Previously, researchers measuring algorithmic fairness and robustness typically identified gaps in models only for categories available in public datasets. For example, the categories of age, gender, and apparent skin tone typically support computer vision tasks, while language/dialect and voice timbre are used in audio/speech research.
Because we have expanded data collection with multiple categories and countries, we hope researchers can leverage this dataset and the expanded categories, such as apparent skin tone, disability, accent, dialect, location, and recording setup.

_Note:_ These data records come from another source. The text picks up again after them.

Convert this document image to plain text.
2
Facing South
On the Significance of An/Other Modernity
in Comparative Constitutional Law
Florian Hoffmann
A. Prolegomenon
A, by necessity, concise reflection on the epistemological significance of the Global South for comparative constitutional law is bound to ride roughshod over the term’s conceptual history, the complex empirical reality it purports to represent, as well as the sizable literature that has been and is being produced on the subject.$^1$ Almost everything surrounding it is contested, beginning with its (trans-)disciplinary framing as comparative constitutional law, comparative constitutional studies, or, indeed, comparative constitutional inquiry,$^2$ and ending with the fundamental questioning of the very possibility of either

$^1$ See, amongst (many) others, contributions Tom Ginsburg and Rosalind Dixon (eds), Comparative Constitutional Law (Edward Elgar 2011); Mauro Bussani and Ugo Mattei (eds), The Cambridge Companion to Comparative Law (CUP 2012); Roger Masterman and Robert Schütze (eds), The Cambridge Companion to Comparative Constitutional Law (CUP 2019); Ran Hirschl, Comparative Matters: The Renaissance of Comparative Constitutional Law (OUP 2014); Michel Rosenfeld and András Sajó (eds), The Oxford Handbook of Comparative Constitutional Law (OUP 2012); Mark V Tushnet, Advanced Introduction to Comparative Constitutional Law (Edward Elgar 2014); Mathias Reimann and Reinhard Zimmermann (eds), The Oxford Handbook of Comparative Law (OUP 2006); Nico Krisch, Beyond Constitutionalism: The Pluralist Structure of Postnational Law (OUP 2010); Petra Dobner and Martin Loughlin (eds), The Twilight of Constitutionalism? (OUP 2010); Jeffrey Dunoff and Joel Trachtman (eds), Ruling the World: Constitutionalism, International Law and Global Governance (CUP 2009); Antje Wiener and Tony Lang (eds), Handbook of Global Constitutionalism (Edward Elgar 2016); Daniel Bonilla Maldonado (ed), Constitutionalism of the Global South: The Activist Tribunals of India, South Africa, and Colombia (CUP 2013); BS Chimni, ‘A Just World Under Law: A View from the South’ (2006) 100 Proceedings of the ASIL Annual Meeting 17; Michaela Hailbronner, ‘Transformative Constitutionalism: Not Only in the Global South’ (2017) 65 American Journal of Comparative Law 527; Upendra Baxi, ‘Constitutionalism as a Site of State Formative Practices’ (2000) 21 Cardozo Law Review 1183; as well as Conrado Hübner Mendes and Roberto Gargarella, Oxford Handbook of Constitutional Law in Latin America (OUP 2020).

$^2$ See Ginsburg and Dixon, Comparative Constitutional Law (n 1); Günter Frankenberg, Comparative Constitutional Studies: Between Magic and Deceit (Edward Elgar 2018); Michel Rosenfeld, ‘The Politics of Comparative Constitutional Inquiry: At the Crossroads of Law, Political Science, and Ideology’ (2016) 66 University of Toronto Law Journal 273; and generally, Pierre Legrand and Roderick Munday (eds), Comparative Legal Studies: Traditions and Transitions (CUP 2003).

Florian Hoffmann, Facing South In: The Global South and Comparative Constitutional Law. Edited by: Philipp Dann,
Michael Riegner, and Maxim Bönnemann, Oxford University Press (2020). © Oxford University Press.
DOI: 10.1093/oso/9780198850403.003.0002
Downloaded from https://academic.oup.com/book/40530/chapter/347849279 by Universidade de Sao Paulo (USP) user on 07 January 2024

Because researchers train and evaluate AI systems with data, identifying fairness concerns and increasing robustness remains an urgent priority as AI increasingly affects individuals and communities. The goal for Casual Conversations has been to support more inclusive AI and technology by providing a standardized resource to identify ways in which models can perform more robustly.
Researchers and practitioners in dozens of countries have utilized the first version of Casual Conversations. At Meta, we proactively leverage this dataset along with other available datasets for model assessment in computer vision, language, and speech models. Given the positive reception from the AI community for the first version, we believe v2 addresses the large gap in data for which we are still in the early stages of recognizing.
While there is no single solution to address AI fairness and robustness, nor are there universally accepted metrics to detect fairness concerns, we are committed to collaborating with experts in the field to tackle these issues and hope to spark further research in these areas.
We would also like to thank Prof. Pascale Fung and Dr. Ellis Monk for their contributions.